It’s not just long-haired cats who get mats. Cats with short hair do, too. Cats mat when the weather’s changing. But keep a close eye on your cat with matted fur. Mats can also be a sign of health problems.
Why do cats get mats, Thomasina? My elderly cat is just one big tangle. She’s a mess!
— Sad Cat Mom
Hi Sad Cat Mom!
That’s a great question. I have a huge mat right now! For me, that must mean the seasons are changing. But there are other reasons why cats mat, too.
Shedding Causes Matted Cat Hair
Did you know this? Cats shed in the fall, too. We have to get rid of our summer coats to make room for the denser ones we’ll need in the winter.
But shedding can cause some nasty mats, like the one I have now. So brush your cat often when the seasons are changing. That will prevent her loose undercoat from tangling itself into mats. Our human uses a metal greyhound comb, and we love that. We also love the Zoom Groom because it feels so good. And it removes an amazing amount of loose hair.
Five Other Reasons Why Cats Mat
Shedding isn’t the only reason why cats get mats in their hair. Here are some more possibilities.
1. Obesity. Grooming isn’t easy for a fat cat. Just ask my friend Pepsi about that! If your cat can’t groom herself because she’s overweight, you can help her prevent mats by brushing her several times a week. But she really should lose weight, too! An all-wet-food diet is a great way to help a fat cat slim down. And here are some easy ways for your cat to get more exercise.
2. Old age. Like elderly humans, elderly cats can get stiff and achy, and that discourages grooming. Gentle brushing will help this, too. And it will make your cat feel so good.
3. Dental Disease. This makes sense when you think about it. When our mouths hurt, we don’t feel like grooming ourselves. And when we don’t groom, we get mats.
4. Arthritis. If your cat’s back hurts, she’s not going to want to turn around to groom herself. Our human loves acupuncture for cats with arthritis, but you can buy supplements that help, too.
5. Any kind of illness. If your cat’s not feeling well, she’s not going to want to take a bath. If she suddenly stops grooming herself, a visit to the vet is in order.
The Perils Of Matted Cat Hair
Take it from me, matted cat hair doesn’t just look ugly. Big mats can be painful. And if they’re heavy, they can tear our skin. They’re a great hiding place for fleas, and they can cause skin irritation and even infections if they’re not removed. They can slow us down, too, and that’s not good when your life might depend on making a fast getaway.
How To De-Mat Your Cat
I really hate it when our human tries to de-mat me. I do not like having my hair pulled! Sometimes, if she uses scissors to cut into the mat in a couple of places to break it up, I can pull it out myself. Never use scissors close to your cat’s skin. Cutting the skin accidentally can cause a nasty wound.
To de-mat your cat…
1. Sprinkle the area with a bit of corn starch and rub it around with your fingers.
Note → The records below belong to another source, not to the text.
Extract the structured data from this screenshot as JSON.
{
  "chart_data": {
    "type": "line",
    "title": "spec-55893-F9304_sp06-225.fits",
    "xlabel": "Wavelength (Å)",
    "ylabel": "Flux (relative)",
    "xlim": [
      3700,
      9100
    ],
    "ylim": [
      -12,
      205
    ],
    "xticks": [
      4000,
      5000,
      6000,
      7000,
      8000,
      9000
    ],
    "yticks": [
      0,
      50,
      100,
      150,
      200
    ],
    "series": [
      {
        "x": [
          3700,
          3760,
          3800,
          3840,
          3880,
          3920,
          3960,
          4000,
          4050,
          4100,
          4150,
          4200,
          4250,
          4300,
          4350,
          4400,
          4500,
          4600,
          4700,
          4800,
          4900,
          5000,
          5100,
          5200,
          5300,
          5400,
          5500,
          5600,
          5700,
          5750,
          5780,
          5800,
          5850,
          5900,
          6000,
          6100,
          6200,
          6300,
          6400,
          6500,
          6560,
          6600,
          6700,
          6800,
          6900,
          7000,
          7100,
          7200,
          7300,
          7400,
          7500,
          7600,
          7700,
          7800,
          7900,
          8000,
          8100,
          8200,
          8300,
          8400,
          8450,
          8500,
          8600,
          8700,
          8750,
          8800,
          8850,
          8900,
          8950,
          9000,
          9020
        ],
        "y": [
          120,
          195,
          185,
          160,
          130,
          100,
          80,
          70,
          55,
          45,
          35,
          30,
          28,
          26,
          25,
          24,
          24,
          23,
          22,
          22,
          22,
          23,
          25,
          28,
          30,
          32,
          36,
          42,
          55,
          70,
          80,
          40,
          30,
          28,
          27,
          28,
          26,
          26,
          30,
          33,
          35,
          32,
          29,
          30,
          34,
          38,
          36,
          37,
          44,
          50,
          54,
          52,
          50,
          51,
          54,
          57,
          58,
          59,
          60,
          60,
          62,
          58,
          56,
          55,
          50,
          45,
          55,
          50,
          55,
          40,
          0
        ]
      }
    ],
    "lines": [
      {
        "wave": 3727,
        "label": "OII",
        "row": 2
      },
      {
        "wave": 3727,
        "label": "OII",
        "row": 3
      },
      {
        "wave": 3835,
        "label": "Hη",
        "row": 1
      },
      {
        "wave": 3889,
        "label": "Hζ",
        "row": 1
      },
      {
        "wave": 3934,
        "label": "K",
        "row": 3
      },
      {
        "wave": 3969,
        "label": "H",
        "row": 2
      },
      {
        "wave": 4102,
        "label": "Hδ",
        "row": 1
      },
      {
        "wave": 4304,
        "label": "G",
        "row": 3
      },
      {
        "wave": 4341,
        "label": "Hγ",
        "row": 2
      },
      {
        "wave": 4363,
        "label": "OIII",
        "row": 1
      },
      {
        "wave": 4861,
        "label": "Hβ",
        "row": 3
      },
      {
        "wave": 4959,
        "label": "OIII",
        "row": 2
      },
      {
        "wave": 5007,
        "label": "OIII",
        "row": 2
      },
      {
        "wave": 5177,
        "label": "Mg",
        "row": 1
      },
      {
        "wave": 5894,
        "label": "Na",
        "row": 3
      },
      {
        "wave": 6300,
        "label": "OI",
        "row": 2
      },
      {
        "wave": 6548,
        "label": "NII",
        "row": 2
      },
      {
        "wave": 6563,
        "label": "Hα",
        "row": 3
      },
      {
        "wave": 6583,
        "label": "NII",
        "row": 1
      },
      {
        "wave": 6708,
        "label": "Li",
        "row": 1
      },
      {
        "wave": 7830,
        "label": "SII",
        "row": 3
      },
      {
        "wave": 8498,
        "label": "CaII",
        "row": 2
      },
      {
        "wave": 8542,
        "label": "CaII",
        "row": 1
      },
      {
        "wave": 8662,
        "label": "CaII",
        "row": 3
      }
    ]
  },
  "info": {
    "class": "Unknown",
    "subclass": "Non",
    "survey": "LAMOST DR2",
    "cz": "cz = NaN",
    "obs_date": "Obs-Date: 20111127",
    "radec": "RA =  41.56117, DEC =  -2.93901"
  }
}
2. Gently lift the mat up so you can see your cat’s skin. You might be able to work the mat out by rubbing it between your fingers, but this will take patience on your part and the cat’s. Our human cuddles with me while she’s working on the mat. I love this, although I get annoyed after a while.
3. While holding the mat away from your cat’s skin, gently pick at it with your metal greyhound or flea comb. This, too, will take patience. But eventually, the mat will begin to fall apart so you can comb it out. Don’t pull hard. That will hurt your cat and could tear her skin. If your cat starts to complain take a break or save the rest of your de-matting for another day. Your cat’s comfort is more important than getting rid of that mat in one session.
4. If the mat is really difficult to get out, use clippers designed for cats. Believe it or not, they’re safer than scissors and are a lot more comfortable than tugging at a stubborn tangle of hair. Your patchy cat won’t look great, but at least the uncomfortable mats will be gone. Don’t shave the entire cat! We hate lion cuts.
5. Try detangling spray for cats. Rub it on with your hands though. Many of us are scared of sprays.
6. Take your cat to a groomer. For many of us, that’s the easiest solution. Try to find a groomer who specializes in cats. And go to a grooming shop, not a pet supply store. A grooming shop will be quieter and less stressful.
This video will show you how to use clippers on a cat.
I hope this helps, Sad Cat Mom. If you’ll excuse me, I have to run now. Our human has the greyhound comb in her hand.